Los gurúes de la educación emocional proponen una domesticación de las emociones: reconocerlas, nombrarlas, ordenarlas y saber usarlas -siempre de manera estratégica y eficaz- cuando sea necesario, en su justa medida y para alcanzar ciertos objetivos. Estos individuos desconocen (ya sea por mera ignorancia o por interés calculado) buena parte de las reflexiones filosóficas y psicoanalíticas del siglo pasado: las personas no son transparentes ni siquiera para sí mismas. “Educación emocional”, “gestión de las emociones”: términos torpes y contradictorios en sí mismos, que proponen educar lo ineducable y gestionar lo ingestionable.
Todo esto podría quedar en una anécdota, más o menos indignante según quien la interprete, si no fuera por un hecho de proporciones trágicas, que ocurre al mismo tiempo y tiñe el escenario de un cariz espeluznante. Desde la vuelta a la presencialidad, se han producido intentos de suicidio por parte de estudiantes dentro de los edificios universitarios.
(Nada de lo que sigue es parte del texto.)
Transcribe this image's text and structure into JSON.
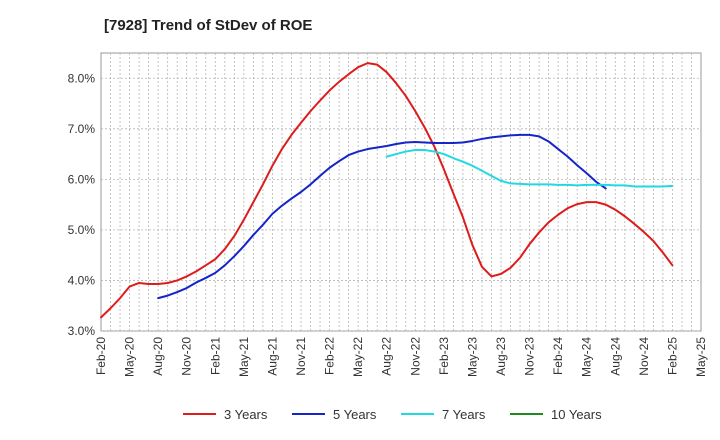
{
  "chart_data": {
    "type": "line",
    "title": "[7928]  Trend of StDev of ROE",
    "xlabel": "",
    "ylabel": "",
    "ylim": [
      3.0,
      8.5
    ],
    "y_ticks": [
      "3.0%",
      "4.0%",
      "5.0%",
      "6.0%",
      "7.0%",
      "8.0%"
    ],
    "y_tick_values": [
      3.0,
      4.0,
      5.0,
      6.0,
      7.0,
      8.0
    ],
    "x_ticks": [
      "Feb-20",
      "May-20",
      "Aug-20",
      "Nov-20",
      "Feb-21",
      "May-21",
      "Aug-21",
      "Nov-21",
      "Feb-22",
      "May-22",
      "Aug-22",
      "Nov-22",
      "Feb-23",
      "May-23",
      "Aug-23",
      "Nov-23",
      "Feb-24",
      "May-24",
      "Aug-24",
      "Nov-24",
      "Feb-25",
      "May-25"
    ],
    "grid": true,
    "legend_position": "bottom",
    "series": [
      {
        "name": "3 Years",
        "color": "#dd1c1c",
        "start_index": 0,
        "values": [
          3.27,
          3.45,
          3.65,
          3.88,
          3.95,
          3.93,
          3.93,
          3.95,
          4.0,
          4.08,
          4.18,
          4.3,
          4.42,
          4.62,
          4.88,
          5.2,
          5.55,
          5.9,
          6.27,
          6.6,
          6.88,
          7.12,
          7.35,
          7.56,
          7.76,
          7.93,
          8.08,
          8.22,
          8.3,
          8.27,
          8.12,
          7.9,
          7.65,
          7.35,
          7.02,
          6.65,
          6.2,
          5.72,
          5.25,
          4.7,
          4.27,
          4.08,
          4.13,
          4.25,
          4.45,
          4.72,
          4.95,
          5.15,
          5.3,
          5.43,
          5.51,
          5.55,
          5.55,
          5.5,
          5.4,
          5.27,
          5.12,
          4.96,
          4.78,
          4.55,
          4.3
        ]
      },
      {
        "name": "5 Years",
        "color": "#1525c8",
        "start_index": 6,
        "values": [
          3.65,
          3.7,
          3.77,
          3.85,
          3.96,
          4.05,
          4.15,
          4.3,
          4.48,
          4.68,
          4.9,
          5.1,
          5.32,
          5.48,
          5.62,
          5.75,
          5.9,
          6.07,
          6.23,
          6.36,
          6.48,
          6.55,
          6.6,
          6.63,
          6.66,
          6.7,
          6.73,
          6.74,
          6.73,
          6.72,
          6.72,
          6.72,
          6.73,
          6.76,
          6.8,
          6.83,
          6.85,
          6.87,
          6.88,
          6.88,
          6.85,
          6.75,
          6.6,
          6.45,
          6.28,
          6.12,
          5.95,
          5.82
        ]
      },
      {
        "name": "7 Years",
        "color": "#22d8e2",
        "start_index": 30,
        "values": [
          6.45,
          6.5,
          6.55,
          6.58,
          6.58,
          6.55,
          6.5,
          6.42,
          6.35,
          6.27,
          6.17,
          6.07,
          5.97,
          5.92,
          5.91,
          5.9,
          5.9,
          5.9,
          5.89,
          5.89,
          5.88,
          5.89,
          5.89,
          5.89,
          5.88,
          5.88,
          5.86,
          5.86,
          5.86,
          5.86,
          5.87
        ]
      },
      {
        "name": "10 Years",
        "color": "#1f8a1f",
        "start_index": 0,
        "values": []
      }
    ]
  }
}
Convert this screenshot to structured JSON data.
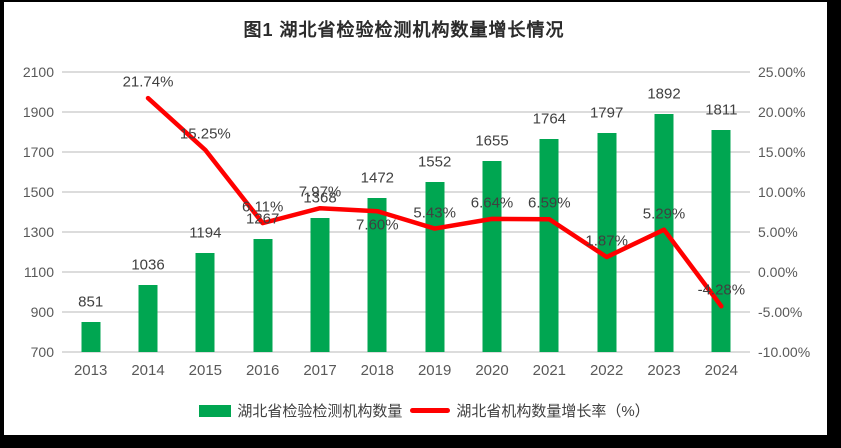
{
  "chart_data": {
    "type": "combo-bar-line",
    "title": "图1 湖北省检验检测机构数量增长情况",
    "categories": [
      "2013",
      "2014",
      "2015",
      "2016",
      "2017",
      "2018",
      "2019",
      "2020",
      "2021",
      "2022",
      "2023",
      "2024"
    ],
    "series": [
      {
        "name": "湖北省检验检测机构数量",
        "type": "bar",
        "axis": "left",
        "color": "#00A651",
        "values": [
          851,
          1036,
          1194,
          1267,
          1368,
          1472,
          1552,
          1655,
          1764,
          1797,
          1892,
          1811
        ],
        "labels": [
          "851",
          "1036",
          "1194",
          "1267",
          "1368",
          "1472",
          "1552",
          "1655",
          "1764",
          "1797",
          "1892",
          "1811"
        ]
      },
      {
        "name": "湖北省机构数量增长率（%）",
        "type": "line",
        "axis": "right",
        "color": "#FF0000",
        "values": [
          null,
          21.74,
          15.25,
          6.11,
          7.97,
          7.6,
          5.43,
          6.64,
          6.59,
          1.87,
          5.29,
          -4.28
        ],
        "labels": [
          null,
          "21.74%",
          "15.25%",
          "6.11%",
          "7.97%",
          "7.60%",
          "5.43%",
          "6.64%",
          "6.59%",
          "1.87%",
          "5.29%",
          "-4.28%"
        ],
        "label_side": [
          null,
          "above",
          "above",
          "above",
          "above",
          "below",
          "above",
          "above",
          "above",
          "above",
          "above",
          "above"
        ]
      }
    ],
    "left_axis": {
      "min": 700,
      "max": 2100,
      "ticks": [
        "700",
        "900",
        "1100",
        "1300",
        "1500",
        "1700",
        "1900",
        "2100"
      ]
    },
    "right_axis": {
      "min": -10,
      "max": 25,
      "ticks": [
        "-10.00%",
        "-5.00%",
        "0.00%",
        "5.00%",
        "10.00%",
        "15.00%",
        "20.00%",
        "25.00%"
      ]
    },
    "grid": true,
    "legend_position": "bottom",
    "colors": {
      "grid": "#dcdcdc",
      "axis_text": "#595959",
      "data_label": "#404040",
      "title": "#2b2b2b",
      "plot_bg": "#ffffff",
      "frame": "#000000"
    }
  }
}
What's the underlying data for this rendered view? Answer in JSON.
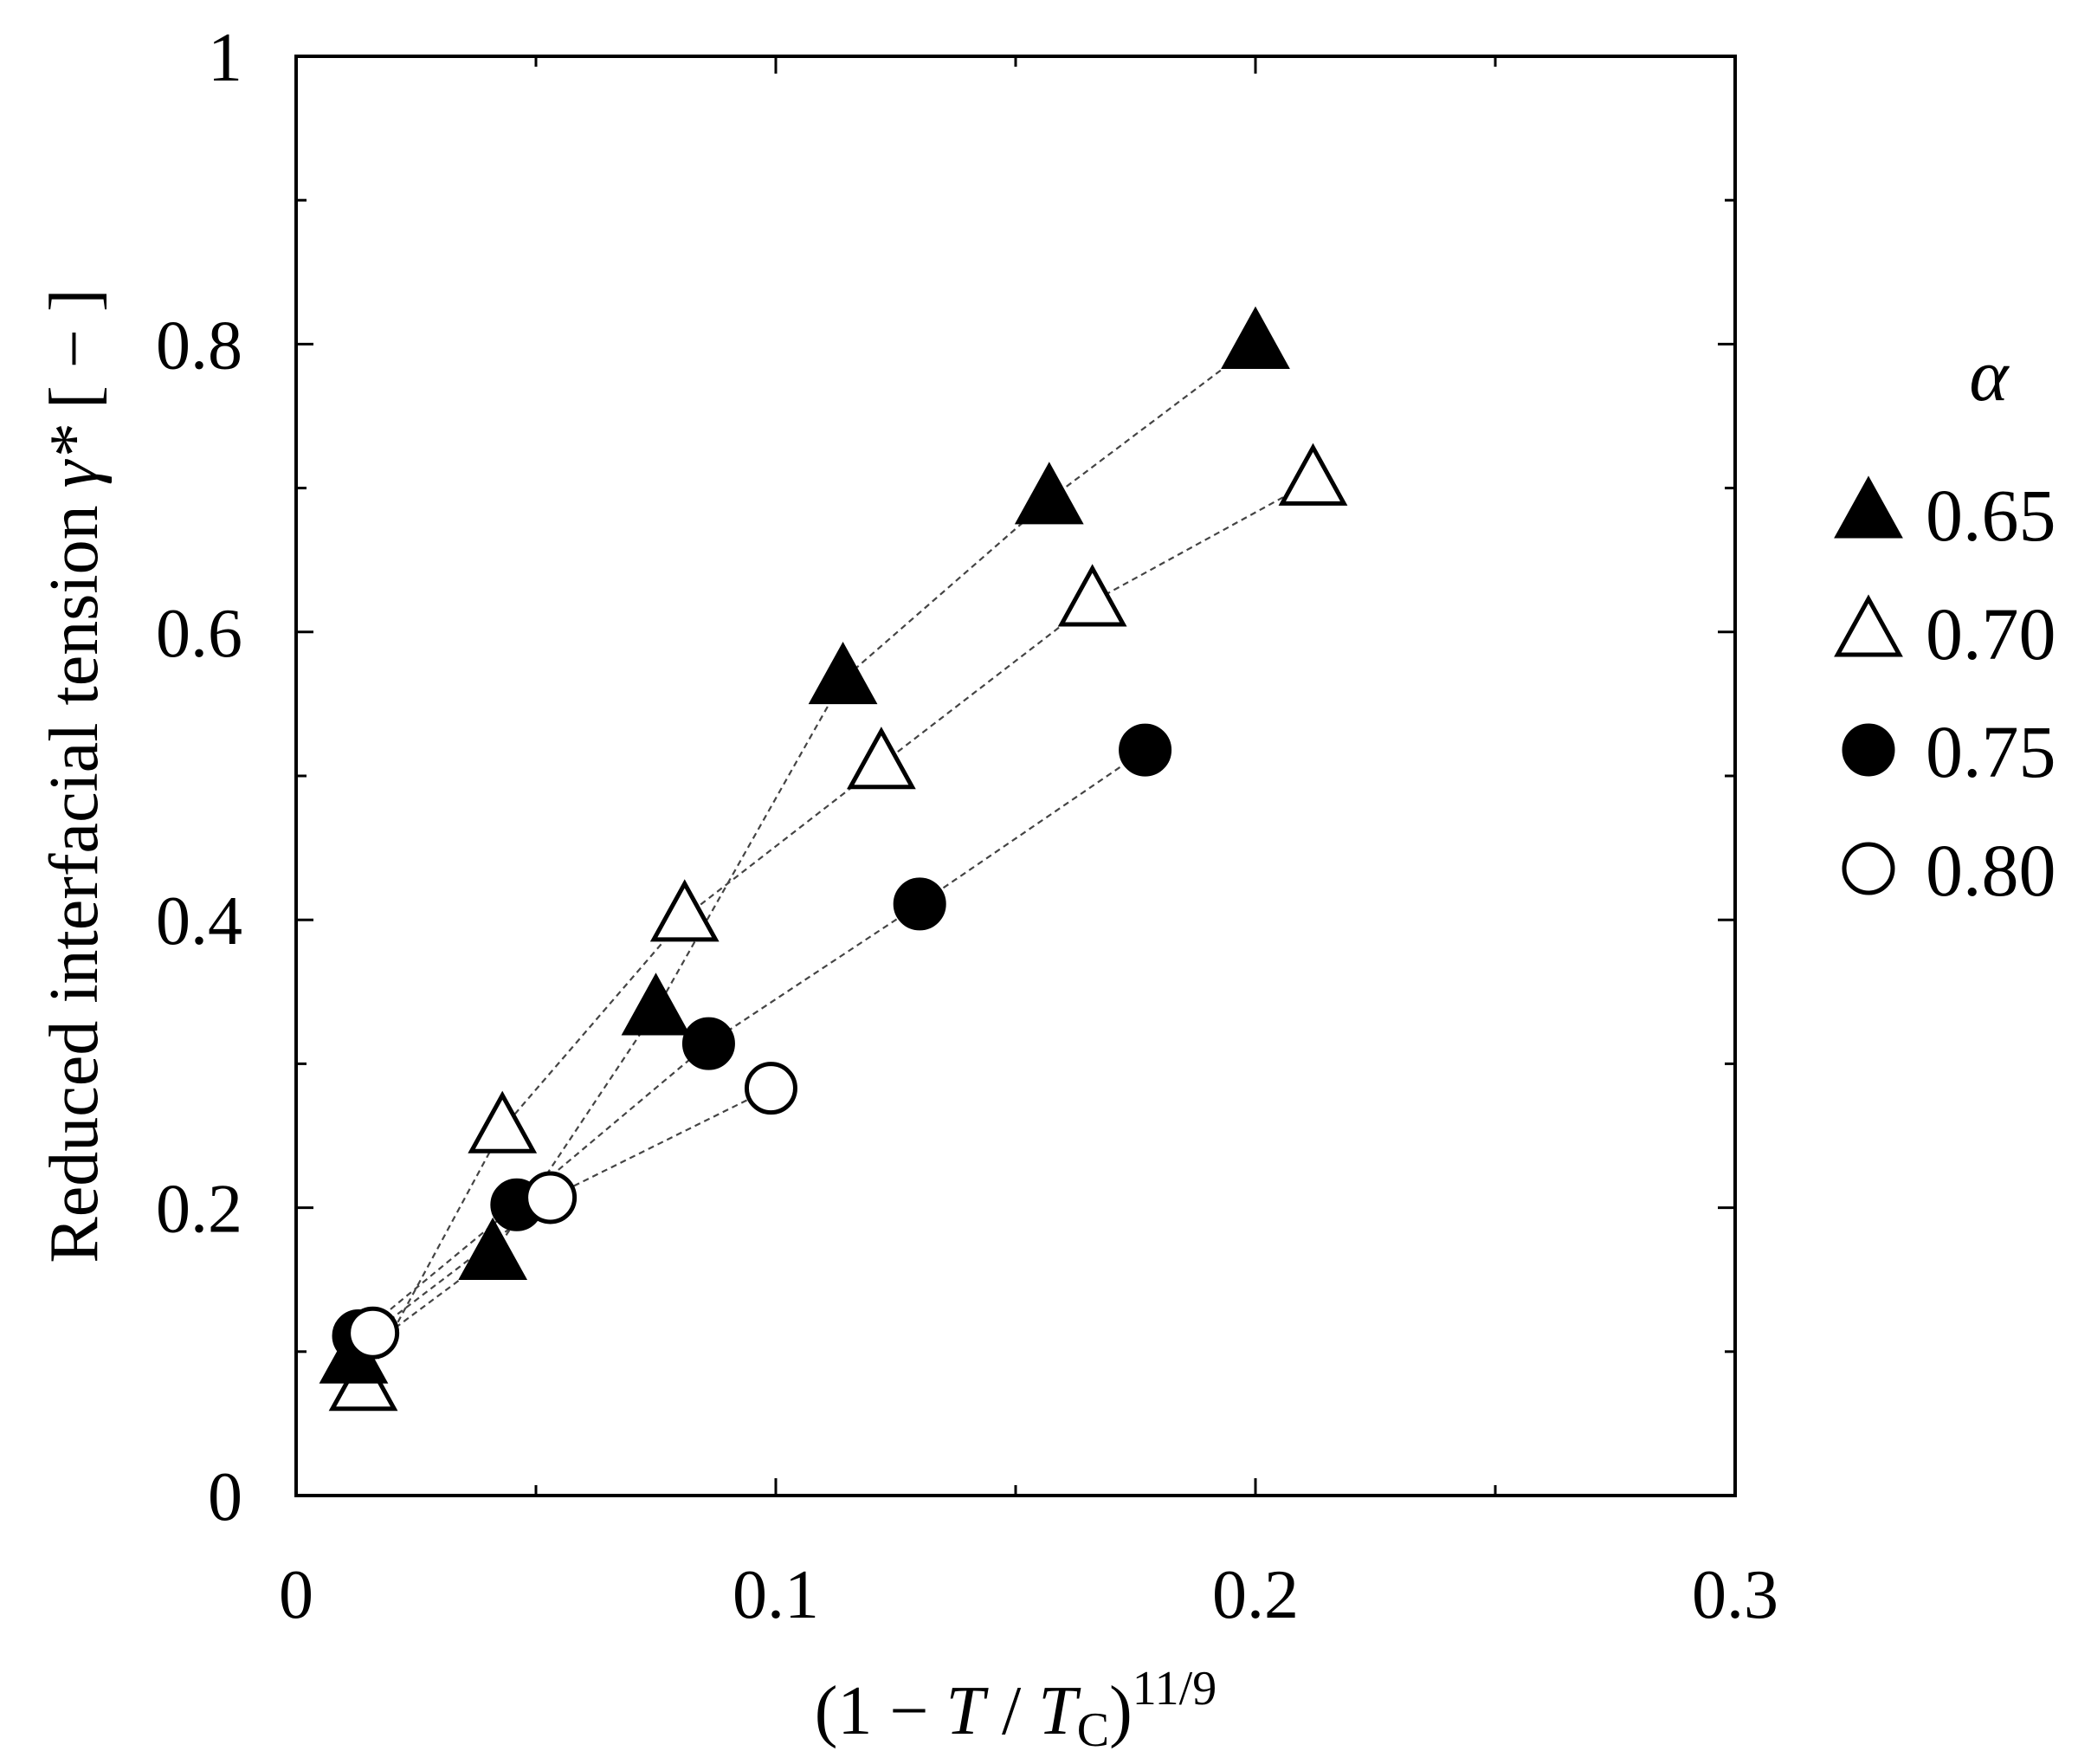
{
  "chart_data": {
    "type": "scatter",
    "xlabel": {
      "prefix": "(1 − ",
      "T": "T",
      "slash": " / ",
      "T2": "T",
      "sub": "C",
      "close": ")",
      "sup": "11/9"
    },
    "ylabel": {
      "main": "Reduced interfacial tension ",
      "sym": "γ*",
      "unit": " [ − ]"
    },
    "xlim": [
      0,
      0.3
    ],
    "ylim": [
      0,
      1
    ],
    "x_ticks": [
      0,
      0.1,
      0.2,
      0.3
    ],
    "x_tick_labels": [
      "0",
      "0.1",
      "0.2",
      "0.3"
    ],
    "y_ticks": [
      0,
      0.2,
      0.4,
      0.6,
      0.8,
      1
    ],
    "y_tick_labels": [
      "0",
      "0.2",
      "0.4",
      "0.6",
      "0.8",
      "1"
    ],
    "x_minor_ticks": [
      0.05,
      0.15,
      0.25
    ],
    "y_minor_ticks": [
      0.1,
      0.3,
      0.5,
      0.7,
      0.9
    ],
    "grid": false,
    "legend": {
      "title": "α",
      "placement": "right"
    },
    "series": [
      {
        "name": "0.65",
        "marker": "triangle-filled",
        "color": "#000000",
        "x": [
          0.012,
          0.041,
          0.075,
          0.114,
          0.157,
          0.2
        ],
        "y": [
          0.095,
          0.167,
          0.337,
          0.567,
          0.692,
          0.8
        ]
      },
      {
        "name": "0.70",
        "marker": "triangle-open",
        "color": "#000000",
        "x": [
          0.014,
          0.043,
          0.081,
          0.122,
          0.166,
          0.212
        ],
        "y": [
          0.076,
          0.255,
          0.402,
          0.508,
          0.621,
          0.705
        ]
      },
      {
        "name": "0.75",
        "marker": "circle-filled",
        "color": "#000000",
        "x": [
          0.013,
          0.046,
          0.086,
          0.13,
          0.177
        ],
        "y": [
          0.111,
          0.202,
          0.314,
          0.411,
          0.518
        ]
      },
      {
        "name": "0.80",
        "marker": "circle-open",
        "color": "#000000",
        "x": [
          0.016,
          0.053,
          0.099
        ],
        "y": [
          0.113,
          0.207,
          0.283
        ]
      }
    ]
  }
}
Así, la escena no podría ser más ominosa: la UNCuyo organiza talleres para aprender a gestionar las emociones, con “DJs en vivo, sorteos y foodtrucks”, que luego tiene que suspender y reprogramar porque sus jóvenes se lanzan al vacío, atiborrados de angustia y sin palabras. ¿Será que hay algo que no funciona?, ¿Será que la felicidad puede convertirse también en un mandato insoportable?, ¿que los seres humanos somos un manojo de pasiones, que tanto el sufrimiento como el placer nos atraviesan sin escrúpulos y que no se trata de “aprender a administrarnos”? ¿Será que lo reprimido siempre encuentra vías para volver y que la vida, afortunadamente, no se domestica en talleres de gestión? ¿Será que la universidad debería mantenerse al margen de discursos meritocráticos, individualistas y empresariales y dejar pasar, por fin, otras preguntas, otras ideas, otras sensibilidades?